Most Strongly Supported

Connect the dots — find the answer best supported by the facts.

STEP 1
Identify the Question Stem
  • "most strongly supported"
  • "most logically follows"
  • "best supported by the statements above"
Key Insight: Same approach as Must Be True — treat everything as fact and connect the dots.
Key Insight: The stem says "most supported" — not "must be true." The bar is lower. The right answer doesn't need to be 100% guaranteed — just best supported.
STEP 2
Read & Connect the Dots
Same process as Must Be True:
1 Simplify as you read
Put each sentence in your own words. What is it really saying?
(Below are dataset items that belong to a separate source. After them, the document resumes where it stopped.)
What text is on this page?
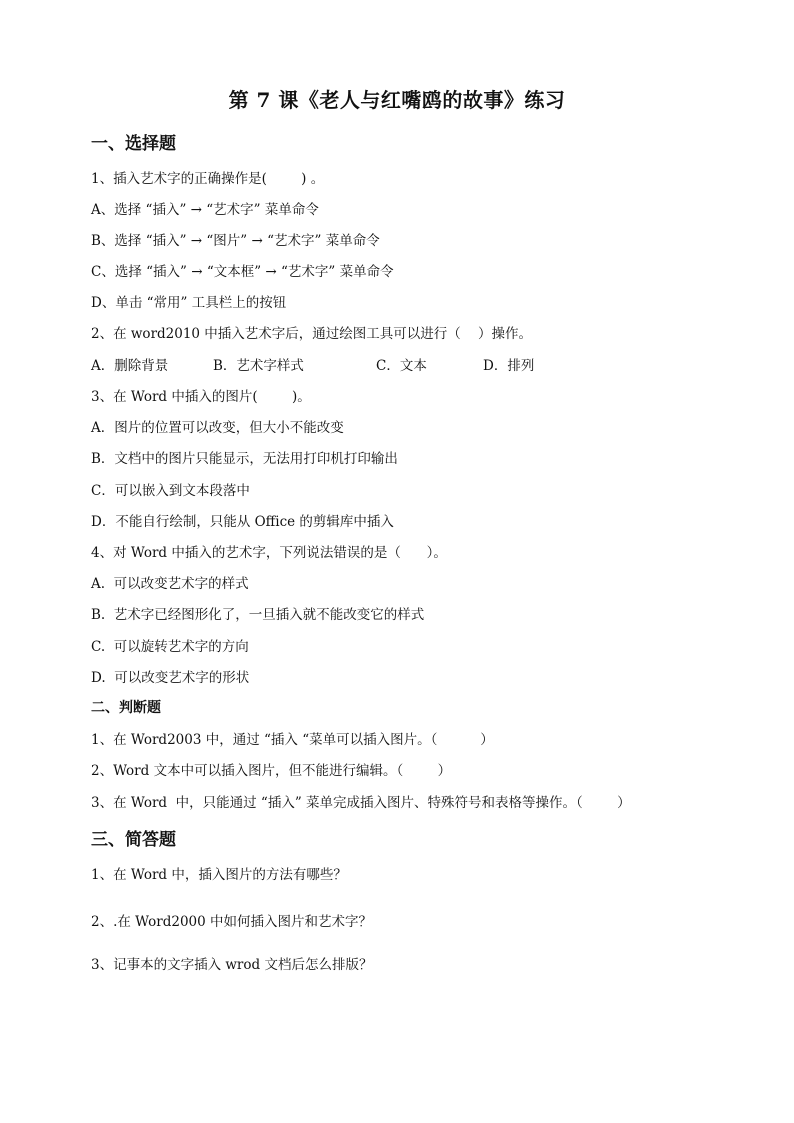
第 7 课《老人与红嘴鸥的故事》练习
一、选择题
1、插入艺术字的正确操作是(        ) 。
A、选择 “插入” → “艺术字” 菜单命令
B、选择 “插入” → “图片” → “艺术字” 菜单命令
C、选择 “插入” → “文本框” → “艺术字” 菜单命令
D、单击 “常用” 工具栏上的按钮
2、在 word2010 中插入艺术字后，通过绘图工具可以进行（    ）操作。
A．删除背景	B．艺术字样式	C．文本	D．排列
3、在 Word 中插入的图片(        )。
A．图片的位置可以改变，但大小不能改变
B．文档中的图片只能显示，无法用打印机打印输出
C．可以嵌入到文本段落中
D．不能自行绘制，只能从 Office 的剪辑库中插入
4、对 Word 中插入的艺术字，下列说法错误的是（      ）。
A.  可以改变艺术字的样式
B.  艺术字已经图形化了，一旦插入就不能改变它的样式
C.  可以旋转艺术字的方向
D.  可以改变艺术字的形状
二、判断题
1、在 Word2003 中，通过 “插入 “菜单可以插入图片。（          ）
2、Word 文本中可以插入图片，但不能进行编辑。（        ）
3、在 Word  中，只能通过 “插入” 菜单完成插入图片、特殊符号和表格等操作。（        ）
三、简答题
1、在 Word 中，插入图片的方法有哪些？
2、.在 Word2000 中如何插入图片和艺术字？
3、记事本的文字插入 wrod 文档后怎么排版？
2 Connect each sentence to prior sentences
Do any ideas overlap? Can you combine facts to reach something new?
STEP 3
Answer Choice Strategy
For each answer choice, ask:
Could I make a reasonable argument that this is supported by the stimulus?
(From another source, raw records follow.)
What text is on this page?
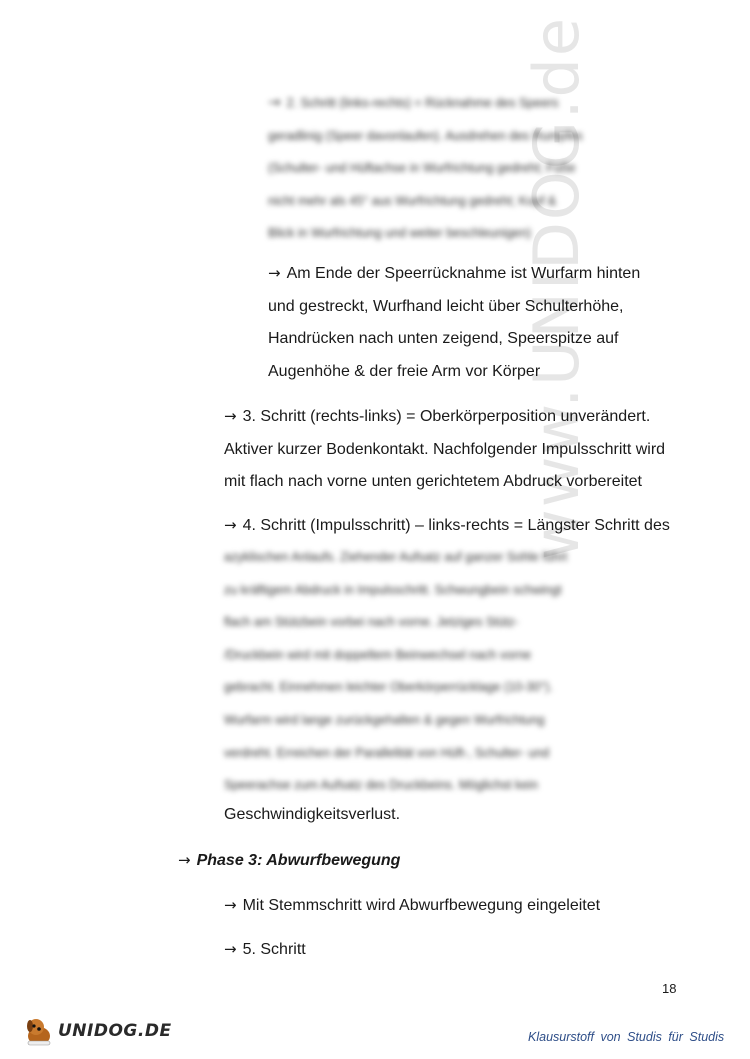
www.UNIDOG.de
→ 2. Schritt (links-rechts) = Rücknahme des Speers
geradlinig (Speer davonlaufen). Ausdrehen des Rumpfes
(Schulter- und Hüftachse in Wurfrichtung gedreht; Füße
nicht mehr als 45° aus Wurfrichtung gedreht; Kopf &
Blick in Wurfrichtung und weiter beschleunigen)
→ Am Ende der Speerrücknahme ist Wurfarm hinten
und gestreckt, Wurfhand leicht über Schulterhöhe,
Handrücken nach unten zeigend, Speerspitze auf
Augenhöhe & der freie Arm vor Körper
→ 3. Schritt (rechts-links) = Oberkörperposition unverändert.
Aktiver kurzer Bodenkontakt. Nachfolgender Impulsschritt wird
mit flach nach vorne unten gerichtetem Abdruck vorbereitet
→ 4. Schritt (Impulsschritt) – links-rechts = Längster Schritt des
azyklischen Anlaufs. Ziehender Aufsatz auf ganzer Sohle führt
zu kräftigem Abdruck in Impulsschritt. Schwungbein schwingt
flach am Stützbein vorbei nach vorne. Jetziges Stütz-
/Druckbein wird mit doppeltem Beinwechsel nach vorne
gebracht. Einnehmen leichter Oberkörperrücklage (10-30°).
Wurfarm wird lange zurückgehalten & gegen Wurfrichtung
verdreht. Erreichen der Parallelität von Hüft-, Schulter- und
Speerachse zum Aufsatz des Druckbeins. Möglichst kein
Geschwindigkeitsverlust.
→ Phase 3: Abwurfbewegung
→ Mit Stemmschritt wird Abwurfbewegung eingeleitet
→ 5. Schritt
18
UNIDOG.DE	Klausurstoff von Studis für Studis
The right answer can have a small gap. It doesn't need to be 100% guaranteed — just strongly supported by the facts.
If you don't love it, don't eliminate it. If you can make a reasonable argument for it, keep it. Move on and compare.
STEP 4
Pick Through Process of Elimination
  • Compare remaining answers
  • Which one requires the least assumption?
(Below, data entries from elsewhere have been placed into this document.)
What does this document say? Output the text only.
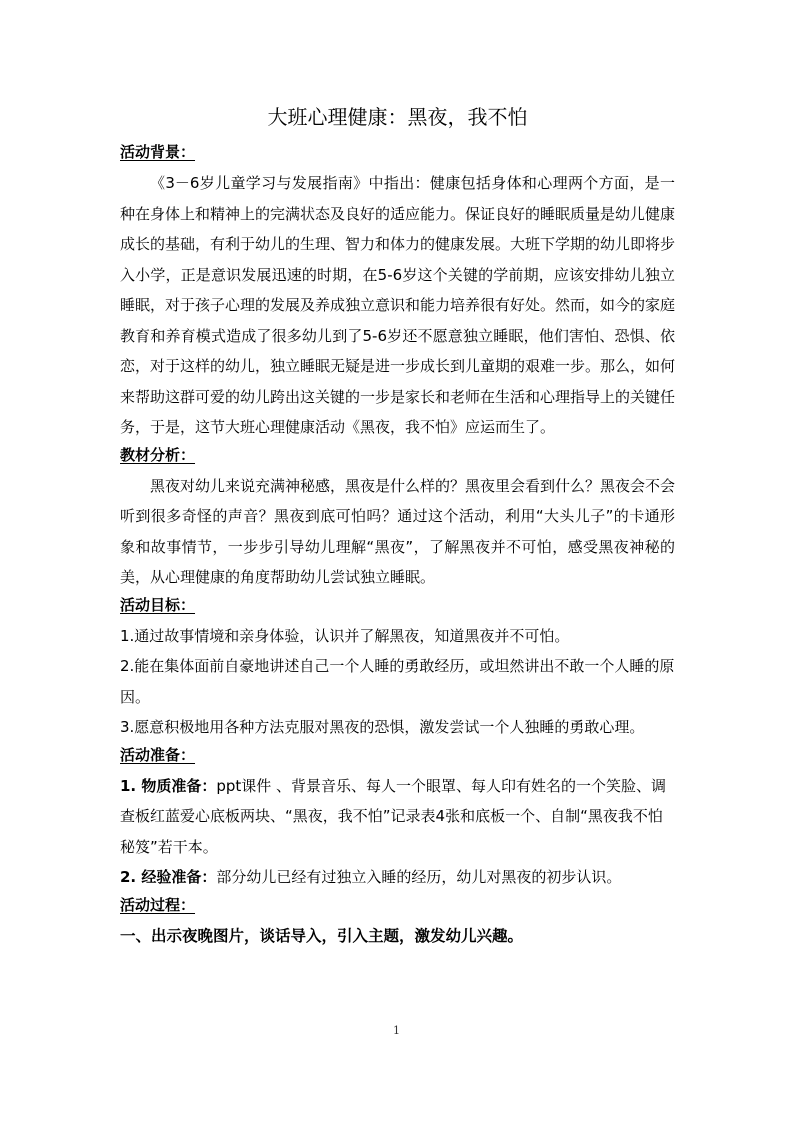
大班心理健康：黑夜，我不怕
活动背景：

《3－6岁儿童学习与发展指南》中指出：健康包括身体和心理两个方面，是一种在身体上和精神上的完满状态及良好的适应能力。保证良好的睡眠质量是幼儿健康成长的基础，有利于幼儿的生理、智力和体力的健康发展。大班下学期的幼儿即将步入小学，正是意识发展迅速的时期，在5-6岁这个关键的学前期，应该安排幼儿独立睡眠，对于孩子心理的发展及养成独立意识和能力培养很有好处。然而，如今的家庭教育和养育模式造成了很多幼儿到了5-6岁还不愿意独立睡眠，他们害怕、恐惧、依恋，对于这样的幼儿，独立睡眠无疑是进一步成长到儿童期的艰难一步。那么，如何来帮助这群可爱的幼儿跨出这关键的一步是家长和老师在生活和心理指导上的关键任务，于是，这节大班心理健康活动《黑夜，我不怕》应运而生了。

教材分析：

黑夜对幼儿来说充满神秘感，黑夜是什么样的？黑夜里会看到什么？黑夜会不会听到很多奇怪的声音？黑夜到底可怕吗？通过这个活动，利用“大头儿子”的卡通形象和故事情节，一步步引导幼儿理解“黑夜”，了解黑夜并不可怕，感受黑夜神秘的美，从心理健康的角度帮助幼儿尝试独立睡眠。

活动目标：

1.通过故事情境和亲身体验，认识并了解黑夜，知道黑夜并不可怕。

2.能在集体面前自豪地讲述自己一个人睡的勇敢经历，或坦然讲出不敢一个人睡的原因。

3.愿意积极地用各种方法克服对黑夜的恐惧，激发尝试一个人独睡的勇敢心理。

活动准备：

1. 物质准备：ppt课件 、背景音乐、每人一个眼罩、每人印有姓名的一个笑脸、调查板红蓝爱心底板两块、“黑夜，我不怕”记录表4张和底板一个、自制“黑夜我不怕秘笈”若干本。

2. 经验准备：部分幼儿已经有过独立入睡的经历，幼儿对黑夜的初步认识。

活动过程：

一、出示夜晚图片，谈话导入，引入主题，激发幼儿兴趣。

1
  • Which has the smallest gap?
Correct answer: The answer with the strongest support and the smallest assumption.
MBT vs. MSS:
MBT = answer must be 100% supported, no gap allowed.
MSS = answer is best supported, small gap is okay.
WATCH OUT
Wrong Answer Patterns
Flipping the conditional or negating the sufficient
If the stimulus says A → B, a wrong answer might say B → A or not A → not B.
Strong answer for a weak inference
"All" or "always" when the stimulus only says "some" or "might."
Too big of a gap
A small gap is okay. A large assumption that isn't supported at all is still wrong.